In Dellys, just a few dozen kilometres north of where Brugnatelli recorded his version, no ogress even features. Instead, Lundja is the daughter (or captive?) of Drig the ogre (دريڨ الغول drig əl-ɣul), who ties her long, long hair to his teeth when he sleeps to stop her escaping. To rescue her, they assemble a veritable team of superheroes: ضرّاب السيف đ̣əṛṛab əs-sif, the Sword-Striker; سمّاع الندى səmmaʕ ən-nda, the Dew-Hearer (to hear the ogre's snores from miles away); ضرّاب خطّ الرّمل, đ̣əṛṛab xəṭṭ əṛ-ṛməl, the Geomancer; and سلاّك الحرير من السدرة səllak əl-ħrir mə-s-sədra, the Disentangler of Thread from the Lote-Tree (to disentangle her hair from his teeth). Unfortunately, no one I know remembers much of the actual plot - and I've never come across anything similar in books or online, although the last of these "superheroes" clearly echoes the opening of the Figuig version of this story.

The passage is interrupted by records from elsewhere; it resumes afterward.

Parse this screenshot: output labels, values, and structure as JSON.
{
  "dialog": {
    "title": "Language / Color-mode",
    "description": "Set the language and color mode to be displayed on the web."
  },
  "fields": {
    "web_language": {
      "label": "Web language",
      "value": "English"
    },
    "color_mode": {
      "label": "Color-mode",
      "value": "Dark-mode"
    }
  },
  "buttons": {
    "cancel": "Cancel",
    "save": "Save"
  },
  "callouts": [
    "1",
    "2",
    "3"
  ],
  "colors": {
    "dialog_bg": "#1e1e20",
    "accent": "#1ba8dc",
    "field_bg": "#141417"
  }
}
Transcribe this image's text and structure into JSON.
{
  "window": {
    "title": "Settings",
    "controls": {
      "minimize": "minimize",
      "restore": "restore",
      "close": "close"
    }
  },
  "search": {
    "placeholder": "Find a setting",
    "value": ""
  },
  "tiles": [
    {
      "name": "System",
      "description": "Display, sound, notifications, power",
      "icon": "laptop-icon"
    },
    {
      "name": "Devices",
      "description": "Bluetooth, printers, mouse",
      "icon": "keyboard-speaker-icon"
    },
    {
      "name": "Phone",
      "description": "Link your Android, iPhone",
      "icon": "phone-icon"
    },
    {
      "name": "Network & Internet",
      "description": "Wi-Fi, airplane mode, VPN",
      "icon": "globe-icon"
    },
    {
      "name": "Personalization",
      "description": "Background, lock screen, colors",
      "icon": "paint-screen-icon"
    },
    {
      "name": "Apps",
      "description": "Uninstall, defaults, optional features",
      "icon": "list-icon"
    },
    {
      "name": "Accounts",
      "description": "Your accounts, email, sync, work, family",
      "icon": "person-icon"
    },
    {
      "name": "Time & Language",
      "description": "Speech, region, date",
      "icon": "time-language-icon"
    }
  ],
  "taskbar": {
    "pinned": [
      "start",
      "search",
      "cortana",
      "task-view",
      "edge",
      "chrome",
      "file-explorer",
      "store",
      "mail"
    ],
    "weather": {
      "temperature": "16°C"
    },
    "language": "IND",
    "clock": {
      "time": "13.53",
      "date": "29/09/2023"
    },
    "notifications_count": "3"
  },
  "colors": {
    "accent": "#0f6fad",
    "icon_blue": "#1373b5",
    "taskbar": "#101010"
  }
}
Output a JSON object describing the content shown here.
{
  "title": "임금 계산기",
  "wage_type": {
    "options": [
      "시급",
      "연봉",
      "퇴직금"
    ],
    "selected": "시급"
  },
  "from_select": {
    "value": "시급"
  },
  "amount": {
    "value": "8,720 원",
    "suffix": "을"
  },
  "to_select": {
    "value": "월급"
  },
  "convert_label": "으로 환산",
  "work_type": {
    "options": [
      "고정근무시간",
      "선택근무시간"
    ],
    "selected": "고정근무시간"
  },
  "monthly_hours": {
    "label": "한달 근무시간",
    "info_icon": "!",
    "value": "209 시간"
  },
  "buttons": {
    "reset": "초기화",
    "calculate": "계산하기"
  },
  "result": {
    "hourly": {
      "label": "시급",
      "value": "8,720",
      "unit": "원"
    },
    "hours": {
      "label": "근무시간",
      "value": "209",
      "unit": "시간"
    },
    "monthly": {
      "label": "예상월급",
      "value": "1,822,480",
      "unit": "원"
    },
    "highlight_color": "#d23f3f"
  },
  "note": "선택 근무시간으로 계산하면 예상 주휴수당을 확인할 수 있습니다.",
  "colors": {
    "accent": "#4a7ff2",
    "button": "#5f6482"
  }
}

Brugnatelli tries to connect Lundja's name to those of a rain-making custom once widespread in the Maghreb, in which children dress up a ladle (Berber aɣenja) in women's clothes and go through the streets with it chanting a prayer for rain, while passers-by pour water on it. Whatever the plausibility of that connection, the name of Drig points in a rather different direction. In the context of an old North African port which received many Andalusi refugees in its day, one can hardly fail to be reminded of Roderic/Ludharīq لذريق, the last Gothic king of Spain, depicted in later legend as a usurper who kidnapped the daughter of one of his own noblemen. Could this be an Andalusi, or Andalusianised, version of the same folktale? Any leads would be welcome!

Sahli, Ali. 2008. Muʕjam Amāzīγī-`Arabī (xāṣṣ bi-lahjat 'ahālī Fijīj) yaḍummu qawā`id hāđihi l-lahjah wa-jāniban min turāŧihā l-'adabī. Oujda: El Anouar El Maghribia.